Yamaç'ın sesiyle ikili ona dönmüşlerdi. Nehir Yamaç'ın yüzündeki sert ifadeyi fark edince hemen "Ben çağırdım." dedi. "Ne oldu?" Yamaç Karaca'ya kızacakken Nehir'in dediğiyle durup vazgeçti. "Tamam o zaman. Neyse, Karaca hadi sen Nehir Ablanla beni yalnız bırak biraz." Karaca başını sallayıp gittikten sonra Yamaç hemen Nehir'e geri dönüp "Eee?" dedi.

Kadın "Ne eee?" deyince Yamaç sabırsızca "Eee işte Nehir. Karaca'yla Azer ne iş? Ne konuşmuşlar? Herif ne yapmış?" dedi. Kadın omzunu silkip "Bir şey yapmamış be. Oturmuşlar o kadar. Bizim kızın inadı belli, Azer'de de aynı inattan olunca oturmuşlar sadece." dedi. Adam alt dudağını yalayıp "Peki ya Karaca? Hala Azer'den nefret ediyor değil mi?" dedi. İşte bu soruyla da Nehir susmuştu.
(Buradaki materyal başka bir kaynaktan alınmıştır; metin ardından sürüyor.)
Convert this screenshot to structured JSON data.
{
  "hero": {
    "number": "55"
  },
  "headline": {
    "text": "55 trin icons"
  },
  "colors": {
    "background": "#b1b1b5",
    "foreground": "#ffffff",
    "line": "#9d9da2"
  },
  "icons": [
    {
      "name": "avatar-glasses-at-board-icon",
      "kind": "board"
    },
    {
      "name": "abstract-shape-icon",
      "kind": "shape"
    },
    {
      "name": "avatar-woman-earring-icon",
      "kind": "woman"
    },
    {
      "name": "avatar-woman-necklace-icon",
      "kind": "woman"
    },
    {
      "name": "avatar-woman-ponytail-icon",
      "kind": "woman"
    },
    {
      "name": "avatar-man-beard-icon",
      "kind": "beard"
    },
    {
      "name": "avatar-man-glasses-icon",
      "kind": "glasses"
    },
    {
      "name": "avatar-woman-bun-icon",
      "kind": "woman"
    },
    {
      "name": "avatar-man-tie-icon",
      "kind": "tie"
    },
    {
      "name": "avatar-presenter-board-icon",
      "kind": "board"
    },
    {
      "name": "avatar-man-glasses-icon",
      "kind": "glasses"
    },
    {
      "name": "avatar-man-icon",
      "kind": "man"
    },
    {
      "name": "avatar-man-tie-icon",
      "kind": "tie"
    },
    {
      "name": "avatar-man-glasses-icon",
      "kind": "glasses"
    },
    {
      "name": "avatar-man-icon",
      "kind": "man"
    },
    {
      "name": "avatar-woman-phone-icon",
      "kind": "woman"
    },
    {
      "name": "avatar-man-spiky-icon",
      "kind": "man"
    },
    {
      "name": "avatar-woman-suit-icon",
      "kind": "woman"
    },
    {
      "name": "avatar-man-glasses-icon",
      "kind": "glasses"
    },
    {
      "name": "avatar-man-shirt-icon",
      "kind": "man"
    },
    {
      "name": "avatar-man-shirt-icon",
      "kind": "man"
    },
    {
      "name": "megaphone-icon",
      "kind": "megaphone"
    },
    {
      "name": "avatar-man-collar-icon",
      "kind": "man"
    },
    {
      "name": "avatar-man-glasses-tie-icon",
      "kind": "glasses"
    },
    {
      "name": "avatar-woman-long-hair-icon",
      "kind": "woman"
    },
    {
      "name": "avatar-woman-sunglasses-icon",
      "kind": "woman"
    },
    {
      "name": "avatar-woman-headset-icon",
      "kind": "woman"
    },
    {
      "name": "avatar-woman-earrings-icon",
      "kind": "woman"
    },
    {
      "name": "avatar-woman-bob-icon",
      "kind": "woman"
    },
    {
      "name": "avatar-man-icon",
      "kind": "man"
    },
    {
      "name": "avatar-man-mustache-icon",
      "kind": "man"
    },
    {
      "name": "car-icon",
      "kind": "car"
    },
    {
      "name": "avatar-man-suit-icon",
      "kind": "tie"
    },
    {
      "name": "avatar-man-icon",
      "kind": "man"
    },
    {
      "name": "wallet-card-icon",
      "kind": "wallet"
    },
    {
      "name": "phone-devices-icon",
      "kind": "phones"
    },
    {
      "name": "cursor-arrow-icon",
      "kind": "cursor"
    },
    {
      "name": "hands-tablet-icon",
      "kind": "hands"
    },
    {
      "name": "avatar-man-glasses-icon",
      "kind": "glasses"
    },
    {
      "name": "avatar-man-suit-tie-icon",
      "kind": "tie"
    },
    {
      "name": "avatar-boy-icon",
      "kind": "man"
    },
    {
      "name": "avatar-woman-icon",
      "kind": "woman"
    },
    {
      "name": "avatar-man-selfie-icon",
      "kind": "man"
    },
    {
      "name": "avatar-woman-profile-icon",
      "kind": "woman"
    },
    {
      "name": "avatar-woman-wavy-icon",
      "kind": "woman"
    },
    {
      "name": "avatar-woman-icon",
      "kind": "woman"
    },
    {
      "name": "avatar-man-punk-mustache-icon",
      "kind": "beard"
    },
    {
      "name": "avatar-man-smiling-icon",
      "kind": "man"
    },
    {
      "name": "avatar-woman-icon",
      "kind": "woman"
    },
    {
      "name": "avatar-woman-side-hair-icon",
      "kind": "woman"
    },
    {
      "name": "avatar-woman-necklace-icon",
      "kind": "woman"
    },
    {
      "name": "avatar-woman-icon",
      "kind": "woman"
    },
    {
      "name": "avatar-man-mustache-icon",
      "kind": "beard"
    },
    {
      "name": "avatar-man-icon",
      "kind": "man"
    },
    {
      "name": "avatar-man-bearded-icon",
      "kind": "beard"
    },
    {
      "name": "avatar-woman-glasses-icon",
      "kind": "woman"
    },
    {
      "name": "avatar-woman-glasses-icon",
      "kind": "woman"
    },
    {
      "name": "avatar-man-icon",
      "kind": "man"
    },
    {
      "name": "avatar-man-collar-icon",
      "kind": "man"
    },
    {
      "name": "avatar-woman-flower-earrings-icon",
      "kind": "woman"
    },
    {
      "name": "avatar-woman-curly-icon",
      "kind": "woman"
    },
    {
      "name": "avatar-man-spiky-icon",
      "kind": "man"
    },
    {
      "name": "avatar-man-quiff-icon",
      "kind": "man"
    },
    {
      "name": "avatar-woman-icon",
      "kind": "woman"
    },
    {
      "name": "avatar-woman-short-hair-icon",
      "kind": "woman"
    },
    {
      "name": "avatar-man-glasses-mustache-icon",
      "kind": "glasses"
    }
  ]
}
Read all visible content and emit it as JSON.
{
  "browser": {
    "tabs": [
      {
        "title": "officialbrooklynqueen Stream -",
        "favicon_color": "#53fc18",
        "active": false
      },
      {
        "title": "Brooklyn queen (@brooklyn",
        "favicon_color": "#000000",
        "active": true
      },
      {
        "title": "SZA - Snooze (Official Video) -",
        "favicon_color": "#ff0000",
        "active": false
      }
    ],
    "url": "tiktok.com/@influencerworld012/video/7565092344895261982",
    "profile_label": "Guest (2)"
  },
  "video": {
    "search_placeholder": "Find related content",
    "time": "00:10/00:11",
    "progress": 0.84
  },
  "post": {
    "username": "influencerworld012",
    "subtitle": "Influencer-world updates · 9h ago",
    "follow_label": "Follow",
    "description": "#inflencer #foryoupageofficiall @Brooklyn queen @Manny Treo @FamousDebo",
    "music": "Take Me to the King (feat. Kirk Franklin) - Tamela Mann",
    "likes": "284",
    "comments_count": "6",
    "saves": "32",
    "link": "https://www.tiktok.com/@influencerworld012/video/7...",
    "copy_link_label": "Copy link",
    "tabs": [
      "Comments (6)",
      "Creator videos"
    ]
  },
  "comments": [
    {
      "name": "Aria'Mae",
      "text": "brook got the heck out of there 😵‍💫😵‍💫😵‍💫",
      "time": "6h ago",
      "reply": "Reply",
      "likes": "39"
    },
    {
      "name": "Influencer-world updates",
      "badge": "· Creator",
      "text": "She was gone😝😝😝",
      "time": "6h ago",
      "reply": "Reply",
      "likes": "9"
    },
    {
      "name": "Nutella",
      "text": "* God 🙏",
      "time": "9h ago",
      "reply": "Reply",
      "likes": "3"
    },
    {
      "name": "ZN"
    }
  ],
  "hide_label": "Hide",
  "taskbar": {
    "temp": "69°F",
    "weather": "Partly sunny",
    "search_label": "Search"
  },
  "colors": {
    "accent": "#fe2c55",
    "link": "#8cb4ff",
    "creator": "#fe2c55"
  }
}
"Değil mi?" diye bastırdı Yamaç. Nehir oflayıp "Bilmiyorum. Bir ilgili bakıyordu ama sadece meraktan da olabilir." dedi. "Ama bana bak sırf bu yüzden Karaca'ya kızarsan çok pis döverim seni." Yamaç burnundan soluyup "Nehir. Bak ben bu herifi öldüreceğim elbet bir gün. Karaca'nın ondan bir gıdım bile hoşlanması demek, o ölünce üzülmesi demek." dedi. "Tek yeğenimin üzülmesini istemiyorum hiçbir koşulda."

Nehir kollarını göğsünde bağlayıp "Tek?" diye sordu. "Akın'ı o kadar sildiniz yani?" Yamaç yüzünü buruşturup "Şunun adını anma bu evde." dedi. Nehir inanamayarak ona baktı. "Yamaç. Çocuk o an doğru olduğuna inandığı şeyi yapmış sadece. Ailesini korumak için böyle bir yola başvurmuş. Zamanında Salih de aynısını yapmıştı hatırlarsan."